The OCC expects to receive the first charter application from a fintech company “either later this year or the first part of next year,” Otting said.

After the conference, when asked whether the legal challenge was suppressing interest in applying for bank charters, Otting suggested the fintech industry has been unfazed. “I think people are aware of it. Most people who have gone to their law firms and have asked their opinion would say it clearly is within the authority of the OCC to do this,” he said.

For online lenders and other fintech companies, a national banking charter is an attractive prospect. Such a charter would free those firms from having to go through the patchwork of state-by-state approvals they presently need to offer loans and provide other financial products.

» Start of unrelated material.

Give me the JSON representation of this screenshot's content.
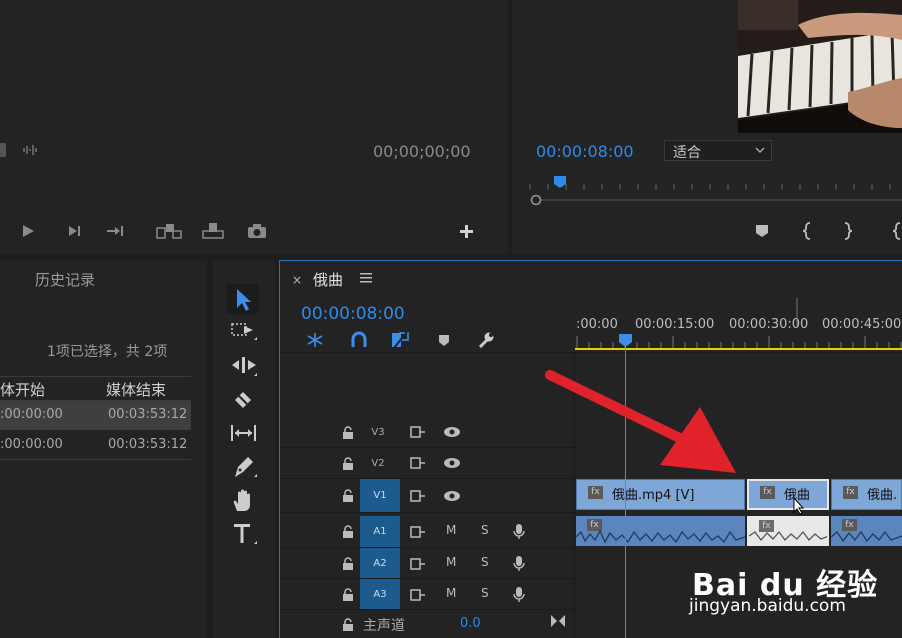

In September, the New York’s state financial regulator, Maria Vullo, challenged the OCC’s authority to offer national bank charters, calling the move to begin accepting applications “lawless, ill-conceived, and destabilizing of financial markets.” The lawsuit also argued that the OCC’s move “puts New York financial consumers—and often the most vulnerable ones—at great risk of exploitation by federally-chartered entities.”

Otting pushed back against those claims Wednesday, saying it was New York’s Department of Financial Services and other state regulators who were harming consumers by limiting their choice of financial products.

“First of all, let me tell you, I was very disappointed. I have always believed in the dual banking system, where a financial institution can choose whether to be state regulated or federally regulated,” Otting said. He continued: “And our whole banking system in the U.S. is predicated on giving management, boards and investors the choice of the type of charter they would like to have. And so I think the actions by the states are really restricting consumer choice, because there are certain entities that will not enter certain states because they want to operate under one set of rules, one set of processes.”